The descent towards the lower town of public services at the same time as many of the aristocratically owned buildings being abandoned, had already led, by the end of the 19th century, the upper town becoming a working class and decadent area of Bergamo.

Preceded by an advertisement for a public competition in 1927, senior town official, podestà Ernesto Suardo, proceeded in 1933 to draw up a plan to expropriate all the dwellings deemed to be unhealthy.  Having obtained State finance, in 1934 podestà Antonio Locatelli appointed Luigi Angelini to draft an urban renewal project, which was then put into action in 1937.

The urban regeneration programme for the upper town greatly divided the town. On the one hand there were those, like the town planner and civil engineer Chitò and the architect Bergonzo, with the political backing of Pietro Capoferri, who wished to proceed with opening up a “wide demolition route”, which would have meant demolishing numerous dwellings along Via Colleoni.  On the other there was civil engineer Luigi Angelini who, with the political support of Suardo and Locatelli instead, only wanted to knock down the unstable and dangerous buildings, restoring, as in the case of the Convent of San Franceso, the areas of historical importance and basing new public works departments within them.

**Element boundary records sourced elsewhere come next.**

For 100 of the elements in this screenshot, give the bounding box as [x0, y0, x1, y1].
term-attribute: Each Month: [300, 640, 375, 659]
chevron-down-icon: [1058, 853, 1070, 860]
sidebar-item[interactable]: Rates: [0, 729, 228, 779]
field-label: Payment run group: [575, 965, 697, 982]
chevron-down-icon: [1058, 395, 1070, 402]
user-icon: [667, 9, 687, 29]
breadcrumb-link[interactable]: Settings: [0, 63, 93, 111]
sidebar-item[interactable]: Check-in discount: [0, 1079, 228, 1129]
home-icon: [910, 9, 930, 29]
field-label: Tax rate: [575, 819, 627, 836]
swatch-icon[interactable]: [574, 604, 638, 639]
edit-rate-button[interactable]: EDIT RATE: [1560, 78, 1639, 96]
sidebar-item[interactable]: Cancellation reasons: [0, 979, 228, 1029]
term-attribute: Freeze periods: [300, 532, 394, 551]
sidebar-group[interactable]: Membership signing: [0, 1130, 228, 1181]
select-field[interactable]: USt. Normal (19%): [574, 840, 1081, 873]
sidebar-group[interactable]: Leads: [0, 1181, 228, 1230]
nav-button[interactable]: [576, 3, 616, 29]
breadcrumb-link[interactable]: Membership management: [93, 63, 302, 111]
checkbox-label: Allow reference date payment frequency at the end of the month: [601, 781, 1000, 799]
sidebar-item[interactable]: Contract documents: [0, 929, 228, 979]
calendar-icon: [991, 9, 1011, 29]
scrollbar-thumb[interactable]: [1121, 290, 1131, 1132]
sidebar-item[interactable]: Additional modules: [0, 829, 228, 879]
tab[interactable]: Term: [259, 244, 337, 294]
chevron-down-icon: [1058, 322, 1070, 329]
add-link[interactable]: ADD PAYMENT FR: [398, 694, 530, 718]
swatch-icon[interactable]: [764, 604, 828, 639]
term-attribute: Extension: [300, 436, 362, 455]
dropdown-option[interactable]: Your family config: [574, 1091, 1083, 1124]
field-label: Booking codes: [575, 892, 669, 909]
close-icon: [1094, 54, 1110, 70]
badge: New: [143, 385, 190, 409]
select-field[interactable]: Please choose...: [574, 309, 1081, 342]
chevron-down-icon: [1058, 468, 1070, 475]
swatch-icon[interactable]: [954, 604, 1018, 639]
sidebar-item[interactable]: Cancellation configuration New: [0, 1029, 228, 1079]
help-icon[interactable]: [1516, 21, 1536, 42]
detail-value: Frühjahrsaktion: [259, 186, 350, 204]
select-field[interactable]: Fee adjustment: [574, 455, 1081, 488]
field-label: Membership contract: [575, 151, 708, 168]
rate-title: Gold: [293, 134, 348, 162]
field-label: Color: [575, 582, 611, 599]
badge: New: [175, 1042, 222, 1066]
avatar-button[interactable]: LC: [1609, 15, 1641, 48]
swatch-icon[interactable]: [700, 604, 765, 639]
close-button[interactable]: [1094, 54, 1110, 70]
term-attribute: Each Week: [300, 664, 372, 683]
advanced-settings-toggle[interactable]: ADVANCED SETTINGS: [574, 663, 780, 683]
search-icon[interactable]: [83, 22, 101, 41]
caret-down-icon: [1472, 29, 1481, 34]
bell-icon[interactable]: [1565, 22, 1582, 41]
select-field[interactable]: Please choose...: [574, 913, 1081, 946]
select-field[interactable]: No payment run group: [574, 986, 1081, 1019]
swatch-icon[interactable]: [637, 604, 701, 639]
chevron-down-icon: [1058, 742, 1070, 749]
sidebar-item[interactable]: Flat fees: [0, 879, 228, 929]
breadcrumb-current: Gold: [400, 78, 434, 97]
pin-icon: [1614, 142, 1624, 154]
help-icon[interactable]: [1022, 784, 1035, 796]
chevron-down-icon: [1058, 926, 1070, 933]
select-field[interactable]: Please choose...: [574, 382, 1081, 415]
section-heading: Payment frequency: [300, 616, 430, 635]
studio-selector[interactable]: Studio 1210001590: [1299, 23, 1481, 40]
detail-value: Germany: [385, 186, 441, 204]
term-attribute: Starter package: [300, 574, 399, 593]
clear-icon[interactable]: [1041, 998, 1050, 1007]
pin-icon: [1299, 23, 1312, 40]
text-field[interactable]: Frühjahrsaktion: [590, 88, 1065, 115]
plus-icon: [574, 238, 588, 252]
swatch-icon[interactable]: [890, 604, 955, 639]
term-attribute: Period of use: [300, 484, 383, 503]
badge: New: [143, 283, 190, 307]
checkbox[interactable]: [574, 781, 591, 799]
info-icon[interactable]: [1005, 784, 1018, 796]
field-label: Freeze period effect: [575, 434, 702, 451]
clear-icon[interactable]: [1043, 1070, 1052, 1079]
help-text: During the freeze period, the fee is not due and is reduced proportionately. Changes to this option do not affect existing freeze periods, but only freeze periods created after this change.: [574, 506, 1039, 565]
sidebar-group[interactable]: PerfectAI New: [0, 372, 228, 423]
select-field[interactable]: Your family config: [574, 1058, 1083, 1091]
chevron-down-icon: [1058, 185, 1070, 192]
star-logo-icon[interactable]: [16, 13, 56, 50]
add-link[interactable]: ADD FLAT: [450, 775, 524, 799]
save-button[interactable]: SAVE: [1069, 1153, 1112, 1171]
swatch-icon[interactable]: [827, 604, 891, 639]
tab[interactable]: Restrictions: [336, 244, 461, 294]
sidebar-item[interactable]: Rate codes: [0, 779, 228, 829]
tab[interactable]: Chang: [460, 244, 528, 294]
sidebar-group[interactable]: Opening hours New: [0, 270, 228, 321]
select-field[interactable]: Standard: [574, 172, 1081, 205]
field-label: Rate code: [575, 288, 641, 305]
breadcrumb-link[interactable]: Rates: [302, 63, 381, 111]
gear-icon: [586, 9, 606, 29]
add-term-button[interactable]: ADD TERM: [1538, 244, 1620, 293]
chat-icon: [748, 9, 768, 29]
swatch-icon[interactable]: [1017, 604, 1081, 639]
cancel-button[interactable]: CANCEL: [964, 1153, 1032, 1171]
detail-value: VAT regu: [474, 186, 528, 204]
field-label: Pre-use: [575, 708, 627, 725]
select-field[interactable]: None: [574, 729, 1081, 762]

The aim was to bring life back to the Upper Town, returning the historical district to the splendour it had enjoyed in centuries past.  The debate was particularly acrimonious and not without intimidation towards Angelini (a professional who was not a registered member of the national fascist party) and his political supporters, especially as the very same fascist party held overall authority.

The photographs on display at the exhibition document the outstanding photographic campaign undertaken in 1938 and show the start of some of the work.  The urban regeneration project, following Angelini’s plan, was resumed in 1946 and, by and large, completed in the early Sixties.